DNA microarray is a new tool in biotechnology, which allows simultaneously monitoring thousands of gene expression in cells. The goal of differential gene expression analysis is to detect genes with significant change of gene expression levels arising from experimental conditions. Although various statistical methods have been suggested to confirm differential gene expression, only a few studies compared performance of the statistical methods. This paper presented comparison of statistical methods for finding differentially expressed genes (DEGs) from the microarray data. Using simulated and real datasets (Populus cDNA microarray data), we compared eight methods of identifying differential gene expression. The simulated datasets included four differential distributions (normal distribution, uniform distribution, c2 distribution, and exponential distribution). The results of simulated datasets analysis showed that the eight methods were more preferable with the microarray data of uniform distribution than normal distribution. They were not preferable with the c2 distribution and exponential distribution. Of these eight methods, SAM (Significance Analysis of Microarrays) and Wilcoxon rank sum test performed well in most cases. The results of real cDNA microarray data of Populus showed that there was much similarity of SAM, Samroc, and regression modeling approach. Wilcoxon rank sum test was different from them. Samroc and regression modeling approach were similar in the eight methods. For both simulated and real datasets, SAM, Samroc, and regression modeling approach performed better than other methods.
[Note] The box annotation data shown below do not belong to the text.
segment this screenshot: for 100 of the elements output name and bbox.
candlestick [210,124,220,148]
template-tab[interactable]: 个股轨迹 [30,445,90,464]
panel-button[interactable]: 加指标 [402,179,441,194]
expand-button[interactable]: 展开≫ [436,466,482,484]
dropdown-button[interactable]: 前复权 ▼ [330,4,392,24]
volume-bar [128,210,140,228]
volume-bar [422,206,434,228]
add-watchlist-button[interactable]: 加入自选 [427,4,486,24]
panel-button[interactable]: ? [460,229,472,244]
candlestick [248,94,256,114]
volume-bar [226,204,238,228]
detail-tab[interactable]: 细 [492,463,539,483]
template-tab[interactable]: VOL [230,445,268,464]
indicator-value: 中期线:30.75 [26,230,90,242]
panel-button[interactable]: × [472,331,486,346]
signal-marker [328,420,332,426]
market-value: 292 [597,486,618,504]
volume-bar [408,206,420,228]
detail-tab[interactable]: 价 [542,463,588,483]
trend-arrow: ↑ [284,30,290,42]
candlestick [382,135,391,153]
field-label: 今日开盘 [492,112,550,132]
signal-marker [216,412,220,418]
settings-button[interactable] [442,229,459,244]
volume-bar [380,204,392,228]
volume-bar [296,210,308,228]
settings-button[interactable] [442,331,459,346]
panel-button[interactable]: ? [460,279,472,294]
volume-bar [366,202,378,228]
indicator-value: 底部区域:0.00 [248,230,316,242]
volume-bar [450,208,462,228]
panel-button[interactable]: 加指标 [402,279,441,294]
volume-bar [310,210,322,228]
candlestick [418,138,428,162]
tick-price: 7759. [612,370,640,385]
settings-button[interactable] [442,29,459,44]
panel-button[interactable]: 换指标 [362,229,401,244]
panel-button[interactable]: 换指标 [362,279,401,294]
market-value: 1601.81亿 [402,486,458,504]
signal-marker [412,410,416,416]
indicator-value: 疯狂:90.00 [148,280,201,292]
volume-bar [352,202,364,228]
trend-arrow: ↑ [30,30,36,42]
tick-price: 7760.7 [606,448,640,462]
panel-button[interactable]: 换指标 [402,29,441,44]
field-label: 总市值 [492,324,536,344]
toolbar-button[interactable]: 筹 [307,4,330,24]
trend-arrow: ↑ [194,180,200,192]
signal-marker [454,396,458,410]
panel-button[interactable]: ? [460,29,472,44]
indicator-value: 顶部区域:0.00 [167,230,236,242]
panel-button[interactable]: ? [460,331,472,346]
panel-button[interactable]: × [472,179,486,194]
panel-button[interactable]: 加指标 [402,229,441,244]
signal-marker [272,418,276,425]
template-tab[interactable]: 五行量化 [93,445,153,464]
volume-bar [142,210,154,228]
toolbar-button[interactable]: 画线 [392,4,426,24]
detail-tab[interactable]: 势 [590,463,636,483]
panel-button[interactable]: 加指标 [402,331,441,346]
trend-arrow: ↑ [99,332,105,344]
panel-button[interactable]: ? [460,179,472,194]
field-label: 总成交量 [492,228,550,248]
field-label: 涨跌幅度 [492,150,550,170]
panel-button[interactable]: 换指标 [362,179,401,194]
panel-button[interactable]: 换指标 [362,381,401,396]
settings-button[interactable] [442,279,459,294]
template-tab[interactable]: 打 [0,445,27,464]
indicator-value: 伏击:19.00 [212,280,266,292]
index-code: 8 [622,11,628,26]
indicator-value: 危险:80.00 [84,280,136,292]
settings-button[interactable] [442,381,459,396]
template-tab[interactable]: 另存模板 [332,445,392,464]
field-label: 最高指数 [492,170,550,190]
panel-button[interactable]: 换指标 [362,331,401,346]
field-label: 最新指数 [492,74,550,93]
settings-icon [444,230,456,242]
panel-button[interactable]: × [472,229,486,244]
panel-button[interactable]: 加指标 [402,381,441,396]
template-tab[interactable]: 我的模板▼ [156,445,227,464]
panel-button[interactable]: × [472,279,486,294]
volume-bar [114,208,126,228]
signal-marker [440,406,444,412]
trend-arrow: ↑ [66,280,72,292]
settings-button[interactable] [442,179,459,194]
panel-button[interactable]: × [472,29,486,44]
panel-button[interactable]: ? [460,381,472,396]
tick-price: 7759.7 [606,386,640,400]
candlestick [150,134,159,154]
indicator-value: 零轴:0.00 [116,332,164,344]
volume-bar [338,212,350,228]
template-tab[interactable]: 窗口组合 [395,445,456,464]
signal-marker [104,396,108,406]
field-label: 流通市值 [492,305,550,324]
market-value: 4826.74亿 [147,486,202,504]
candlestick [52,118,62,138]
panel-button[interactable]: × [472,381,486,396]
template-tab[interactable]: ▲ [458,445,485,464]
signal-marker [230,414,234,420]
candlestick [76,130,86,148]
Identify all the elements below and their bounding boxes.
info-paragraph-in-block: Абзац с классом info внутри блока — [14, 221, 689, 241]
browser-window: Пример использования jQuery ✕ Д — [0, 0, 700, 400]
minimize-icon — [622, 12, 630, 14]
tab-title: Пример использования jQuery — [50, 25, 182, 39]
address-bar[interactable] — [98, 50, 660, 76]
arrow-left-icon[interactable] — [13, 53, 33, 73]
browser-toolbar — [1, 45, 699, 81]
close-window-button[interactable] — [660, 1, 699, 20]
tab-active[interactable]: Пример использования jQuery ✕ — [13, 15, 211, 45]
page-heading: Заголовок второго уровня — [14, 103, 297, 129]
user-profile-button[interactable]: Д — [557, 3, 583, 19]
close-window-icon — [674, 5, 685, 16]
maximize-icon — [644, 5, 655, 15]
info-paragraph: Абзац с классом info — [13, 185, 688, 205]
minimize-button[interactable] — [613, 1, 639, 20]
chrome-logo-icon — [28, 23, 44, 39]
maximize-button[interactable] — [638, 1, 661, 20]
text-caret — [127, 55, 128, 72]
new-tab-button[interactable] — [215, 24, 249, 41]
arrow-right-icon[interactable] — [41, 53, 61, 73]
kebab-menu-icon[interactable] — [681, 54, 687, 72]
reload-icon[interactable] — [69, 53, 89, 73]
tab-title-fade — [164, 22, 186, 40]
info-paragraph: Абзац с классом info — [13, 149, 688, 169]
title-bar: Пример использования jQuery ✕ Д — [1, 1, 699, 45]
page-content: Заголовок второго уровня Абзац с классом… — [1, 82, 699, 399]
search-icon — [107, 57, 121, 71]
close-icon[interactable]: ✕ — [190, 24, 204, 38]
DNA微阵列是生物技术中的一种新工具,它能够同时监测细胞中数千个基因的表达。差异基因表达分析的目标是检测因实验条件而导致基因表达水平发生显著变化的基因。尽管已经提出了各种统计方法来确认差异基因表达,但只有少数研究比较了这些统计方法的性能。本文展示了从微阵列数据中寻找差异表达基因(DEG)的统计方法的比较。使用模拟数据集和真实数据集(杨树cDNA微阵列数据),我们比较了八种识别差异基因表达的方法。模拟数据集包括四种差异分布(正态分布、均匀分布、卡方分布和指数分布)。模拟数据集分析结果表明,对于均匀分布的微阵列数据,这八种方法比正态分布更适用。对于卡方分布和指数分布,它们并不适用。在这八种方法中,SAM(微阵列显著性分析)和威尔科克森秩和检验在大多数情况下表现良好。杨树真实cDNA微阵列数据的结果表明,SAM、Samroc和回归建模方法有很多相似之处。威尔科克森秩和检验与它们不同。在这八种方法中,Samroc和回归建模方法相似。对于模拟数据集和真实数据集,SAM、Samroc和回归建模方法的表现都优于其他方法。